Natalie Dessay portrays Violetta
“Violetta Valery, a Parisian courtesan, is receiving guests when Alfredo Germont is introduced as an admirer. Violetta invites him
to make a toast and Alfredo leads the crowd in a drinking song (Libiamo ne’lieti calici). …Violetta is disturbed, realizing she has never truly loved or been loved, yet concluding it is her destiny to ‘flutter from pleasure to pleasure’ (Sempre libera).” Thus the story begins in Act I of La Traviata (1853) by the Italian composer Giuseppe Verdi (1813-1901). “The figure of the lost woman – rather, the strayed woman – touched the composer’s heart. " Verdi thought the subject “simple and tender.”

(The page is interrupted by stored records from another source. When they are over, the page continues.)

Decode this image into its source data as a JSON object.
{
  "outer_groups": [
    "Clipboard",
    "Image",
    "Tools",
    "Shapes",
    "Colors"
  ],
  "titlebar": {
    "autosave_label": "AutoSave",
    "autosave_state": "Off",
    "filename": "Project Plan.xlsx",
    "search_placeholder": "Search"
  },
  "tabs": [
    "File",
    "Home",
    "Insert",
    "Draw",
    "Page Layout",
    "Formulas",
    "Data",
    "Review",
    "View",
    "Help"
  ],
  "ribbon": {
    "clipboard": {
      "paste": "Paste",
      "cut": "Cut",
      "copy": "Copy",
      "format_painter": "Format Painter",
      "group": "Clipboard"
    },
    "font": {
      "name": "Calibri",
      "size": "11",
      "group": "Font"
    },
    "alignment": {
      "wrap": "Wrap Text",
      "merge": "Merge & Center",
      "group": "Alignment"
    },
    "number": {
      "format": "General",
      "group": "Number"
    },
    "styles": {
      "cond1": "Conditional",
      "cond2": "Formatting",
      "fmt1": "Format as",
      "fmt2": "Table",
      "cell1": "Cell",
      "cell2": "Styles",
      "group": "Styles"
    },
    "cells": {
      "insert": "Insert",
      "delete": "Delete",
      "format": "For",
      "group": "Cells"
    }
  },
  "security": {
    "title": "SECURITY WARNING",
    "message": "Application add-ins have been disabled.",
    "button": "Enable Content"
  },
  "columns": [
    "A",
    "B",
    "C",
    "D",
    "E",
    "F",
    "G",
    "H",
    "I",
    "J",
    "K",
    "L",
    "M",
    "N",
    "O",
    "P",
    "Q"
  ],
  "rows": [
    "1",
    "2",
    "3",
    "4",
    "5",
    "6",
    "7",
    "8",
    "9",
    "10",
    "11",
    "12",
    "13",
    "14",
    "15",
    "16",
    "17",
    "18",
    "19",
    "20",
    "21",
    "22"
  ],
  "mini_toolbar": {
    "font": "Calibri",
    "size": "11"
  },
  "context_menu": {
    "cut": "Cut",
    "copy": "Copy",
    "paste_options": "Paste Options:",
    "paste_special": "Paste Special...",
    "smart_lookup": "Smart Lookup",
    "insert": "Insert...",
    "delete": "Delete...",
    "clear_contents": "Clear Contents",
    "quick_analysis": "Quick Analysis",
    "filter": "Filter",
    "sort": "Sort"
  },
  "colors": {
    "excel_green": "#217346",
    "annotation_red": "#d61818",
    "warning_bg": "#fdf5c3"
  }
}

La Traviata, a melodrama in three acts, is the last High Definition (HD) Live simulcast from the Lincoln Center stage of The Met
Opera in New York City to selected theaters around the world in the 2011-2012 season. Local opera lovers can view this production this Saturday, April 14, at 12:55 pm to 4 pmat the Cinemark Theater in the Huntington Mall and Great Escape in Nitro, Hollywood Stadium 12 in Granville and Greenbrier Valley Theatre in Lewisburg.

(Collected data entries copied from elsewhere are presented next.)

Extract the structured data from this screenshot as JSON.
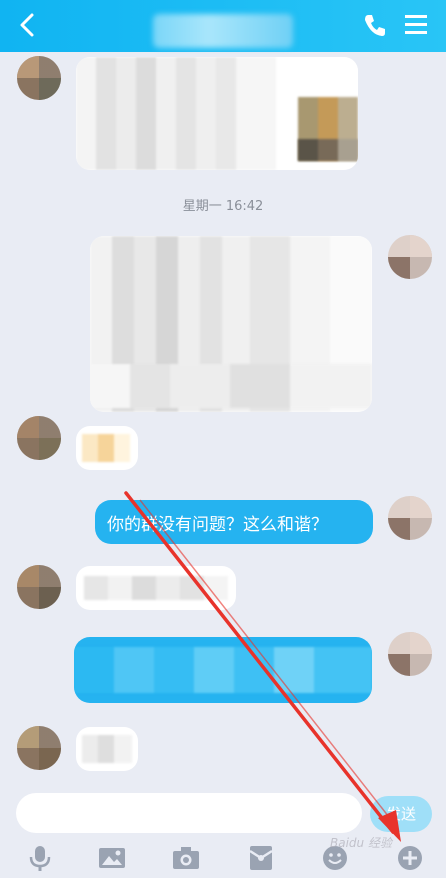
{
  "header": {
    "title": "",
    "back_icon": "chevron-left-icon",
    "phone_icon": "phone-icon",
    "menu_icon": "hamburger-menu-icon",
    "color": "#19bcf4"
  },
  "chat": {
    "timestamp": "星期一 16:42",
    "my_message": "你的群没有问题？这么和谐？"
  },
  "composer": {
    "input_value": "",
    "send_label": "发送"
  },
  "toolbar": {
    "icons": [
      "microphone-icon",
      "image-icon",
      "camera-icon",
      "red-packet-icon",
      "emoji-icon",
      "plus-icon"
    ]
  },
  "watermark": "Baidu 经验"
}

French soprano Natalie Dessay will wear the red dress and sing the role of Violetta. American tenor Matthew Polenzani will sing the role of lover Alfredo Germont. The role of Giorgio Germont, Alfredo’s father,will be sung by the Russian baritone Dimitri Hvorostovsky. The stage direction is by Willy Decker and Fabio Luisi, principal conductor at The Met Opera will be on the podium.
The opera will be sung in Italian with English subtitles and will have an approximate running time of three hours.
The libretto (script) for La Traviata is by Francesco Maria Piave based on the play La Dame aux Camelias by Alexandre Dumas, Jr.
The courtesan redeemed by love reminds us of last week’s simulcast of Manon by Massenet. The HD Encore performance will be on Wednesday, May 2 at 6:30 pm at Cinemark in the Huntington Mall if you miss the live broadcast this Saturday. You can also listen to it on WV Public Radio this Saturday, April14 and then experience the Encore.i
Larry Stickler is professor of music at Marshall University.